Heiliges Tohuwabohu, Batman! Gerade erst haben wir die Modern-Ankündigung so weit verdaut, dass sich langsam konstruktives Denken unter die anfängliche unbändige Panik/Euphorie/Apathie mischen kann, und schon werden wir wieder durch den Wolf gedreht. Beziehungsweise sollen wir in ein paar Wochen den Wolf drehen. Und wie soll überhaupt Gruselstimmung auf Hawaii aufkommen? Über das alles plus ein Paar amerikanische Städte, die mit „P“ beginnen, werdet ihr in diesem Artikel aufgeklärt.


A Wolf at the Door


Falls ihr meine allwöchentlichen Leseempfehlungen beherzigt, habt ihr sicherlich Mark Rosewaters State of Design 2011 gelesen. Am Ende des Artikels listet er Ziele für 2012 auf, von denen eines lautet: „Prove [Mechanic X] Works.“ Diese geheimnisumwitterte Mechanik wurde uns armen Ungeduldigen zum Glück nicht lange vorenthalten. Auf einer eigens für Innistrad eingerichteten Party zeigte sich der Twist des Sets:
Nein, das sind keine zwei Karten, das ist eine. Nein, die beiden Hälften befinden sich nicht auf einer Seite, sondern der Schäfer hat den Wolf auf dem Rücken. Richtig, das bedeutet, die Werwolfseite ersetzt den normalen Rücken einer Magic-Karte. Während der mechanische Teil von „doppelseitigen Karten“ (das ist der offizielle Terminus) an sich einfach zu verstehen ist und auf dem Spielfeld keine Probleme bereiten wird, wartet im größeren Umfeld schon ein ganzes Rudel an Komplikationen. Ich empfehle euch dringend, die beiden Artikel durchzulesen, die sich mit den regeltechnischen Aspekten dieses zweischneidigen Schwertes beschäftigen. So weit, so gut? Ich möchte mich mit drei Knackpunkten noch mal näher befassen:

Wie packe ich doppelseitige Karten in mein Deck? Hier habt ihr zwei Alternativen. Ihr könnt undurchsichtige Hüllen benutzen, um allen Karten in eurem Deck denselben Rücken zu geben. Dabei muss aber beachtet werden, dass die Hüllen wirklich undurchsichtig sind. Als Liebhaber der günstigen Ultra-Pro-Hüllen habe ich beispielsweise ein Problem. Die sind zwar farbig, aber man erkennt dennoch ohne Probleme die eigentliche Rückseite. Ein kurzer Feldversuch mit einer umgedrehten Karte ergab, dass man ohne viel Aufwand die Werwölfe im Düsterdeck finden kann. Fazit: Wollt ihr doppelseitige Karten auf Turnieren spielen und euch für diese Alternative entscheiden, stellt sicher, dass eure Hüllen über jeden Zweifel erhaben blickdicht sind. Ansonsten könnte es schnell zu unangenehmen Fragen von Schiedsrichtern kommen.

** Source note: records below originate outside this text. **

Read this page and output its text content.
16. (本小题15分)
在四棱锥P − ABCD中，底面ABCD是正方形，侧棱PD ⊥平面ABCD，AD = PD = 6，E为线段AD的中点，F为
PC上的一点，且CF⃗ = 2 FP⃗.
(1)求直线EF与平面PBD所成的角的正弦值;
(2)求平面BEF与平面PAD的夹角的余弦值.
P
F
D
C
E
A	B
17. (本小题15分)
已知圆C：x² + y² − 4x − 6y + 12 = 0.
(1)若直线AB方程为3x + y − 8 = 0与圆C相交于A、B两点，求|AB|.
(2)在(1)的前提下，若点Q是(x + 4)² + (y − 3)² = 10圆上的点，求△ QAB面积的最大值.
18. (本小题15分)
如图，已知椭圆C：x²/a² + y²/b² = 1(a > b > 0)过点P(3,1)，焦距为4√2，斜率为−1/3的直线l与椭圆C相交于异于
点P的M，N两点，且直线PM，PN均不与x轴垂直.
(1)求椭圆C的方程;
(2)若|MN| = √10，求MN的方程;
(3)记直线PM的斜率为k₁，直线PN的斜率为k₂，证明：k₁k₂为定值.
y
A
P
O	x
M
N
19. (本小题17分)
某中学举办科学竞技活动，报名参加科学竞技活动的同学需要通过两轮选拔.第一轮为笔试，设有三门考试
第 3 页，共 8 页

Wer allerdings an seinen durchsichtigen Hüllen hängt, beziehungsweise ganz ohne Hüllen spielt, kann sich aus einem handelsüblichen Innistrad-Booster folgende Checkliste beschaffen:


Diese Liste verfügt über den normalen Kartenrücken und ist eine Aufzählung aller doppelseitigen Karten in Innistrad. Mit ihr könnt ihr eine solche Karte in eurem Deck repräsentieren, indem ihr ein Kreuz bei dem Namen macht, den sie ersetzen soll. Betritt die doppelseitige Karte dann eine Zone, in der beide Spieler sie sehen können (in normalen Partien also das Spielfeld, den Stapel oder den Friedhof), wird die Checkliste durch die eigentliche Karte ersetzt. Beachtet, dass ihr die Checkliste für alle oder keine doppelseitigen Karten in eurem Deck benutzen müsst. Eine Mischung ist nicht möglich.

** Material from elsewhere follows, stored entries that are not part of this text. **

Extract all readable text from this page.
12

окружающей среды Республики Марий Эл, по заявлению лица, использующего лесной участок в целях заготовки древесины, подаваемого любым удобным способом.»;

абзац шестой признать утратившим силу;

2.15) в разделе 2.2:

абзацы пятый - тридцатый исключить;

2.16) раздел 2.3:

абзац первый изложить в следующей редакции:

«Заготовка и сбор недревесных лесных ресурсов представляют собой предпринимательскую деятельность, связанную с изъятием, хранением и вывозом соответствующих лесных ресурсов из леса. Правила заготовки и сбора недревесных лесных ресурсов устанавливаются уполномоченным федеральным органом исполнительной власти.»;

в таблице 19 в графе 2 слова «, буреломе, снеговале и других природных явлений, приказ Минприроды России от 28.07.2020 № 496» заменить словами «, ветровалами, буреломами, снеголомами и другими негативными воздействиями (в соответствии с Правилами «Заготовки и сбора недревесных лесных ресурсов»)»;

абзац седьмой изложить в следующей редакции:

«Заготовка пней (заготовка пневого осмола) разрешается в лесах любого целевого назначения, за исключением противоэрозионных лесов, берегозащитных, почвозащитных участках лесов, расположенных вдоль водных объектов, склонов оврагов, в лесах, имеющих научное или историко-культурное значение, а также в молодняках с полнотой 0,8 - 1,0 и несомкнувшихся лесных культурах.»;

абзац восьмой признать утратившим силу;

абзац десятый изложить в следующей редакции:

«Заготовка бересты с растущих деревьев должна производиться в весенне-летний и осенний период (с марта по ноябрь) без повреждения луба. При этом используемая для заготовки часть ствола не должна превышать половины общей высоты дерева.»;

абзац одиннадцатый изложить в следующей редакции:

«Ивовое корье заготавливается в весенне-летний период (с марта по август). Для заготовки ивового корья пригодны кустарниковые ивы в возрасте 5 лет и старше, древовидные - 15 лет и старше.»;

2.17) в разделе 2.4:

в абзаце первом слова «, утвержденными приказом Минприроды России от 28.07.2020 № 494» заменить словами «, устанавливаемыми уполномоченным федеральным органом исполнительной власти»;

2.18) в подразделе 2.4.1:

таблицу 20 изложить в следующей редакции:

Ihr braucht euch übrigens keine Sorgen darüber machen, dass ihr nicht genügend Checklisten zusammenbekommt. In drei von vier Boostern sind sie nämlich anstelle eine Standardlands zu finden. Und wenn ihr auf dem Prerelease in Schwulitäten geratet, helfen euch eure Mitspieler oder der Turnierveranstalter sicherlich gern aus. Woran ihr denken solltet, ist ein wischfester Stift, der auf glatten Oberflächen schreibt.

Wie drafte ich überhaupt mit den doppelseitigen Karten? Auch hier wurde für die Kuriositäten eine Sonderregel eingeführt. Ihr dürft doppelseitige Karten beim Draften offen vorzeigen, müsst das aber nicht (normale Karten müssen weiterhin unter Verschluss gehalten werden). Wenn ihr beispielsweise einen grünen Werwolf als First Pick nehmt, könnt ihr das entweder klammheimlich tun und seine Doppelseitigkeit dann mit einem Standardland verdecken oder ihr zeigt euren Nachbarn offen, dass ihr in Grün seid.

Jetzt könnte man sich über die Umständlichkeit des ganzen Prozederes beklagen und eventuell sogar das Draftformat für ruiniert erklären. Zwei Strukturmerkmale des Sets machen die Sache aber weniger schlimm, als man zunächst denkt. Die doppelseitigen Karten haben mit den geshifteten Karten aus dem Time Spiral-Block nicht nur das (in meinen Augen tolle) Aussehen gemein (wie in Planar Chaos), sondern teilen sich auch die Verteilung auf die Booster (nämlich wie in Time Spiral).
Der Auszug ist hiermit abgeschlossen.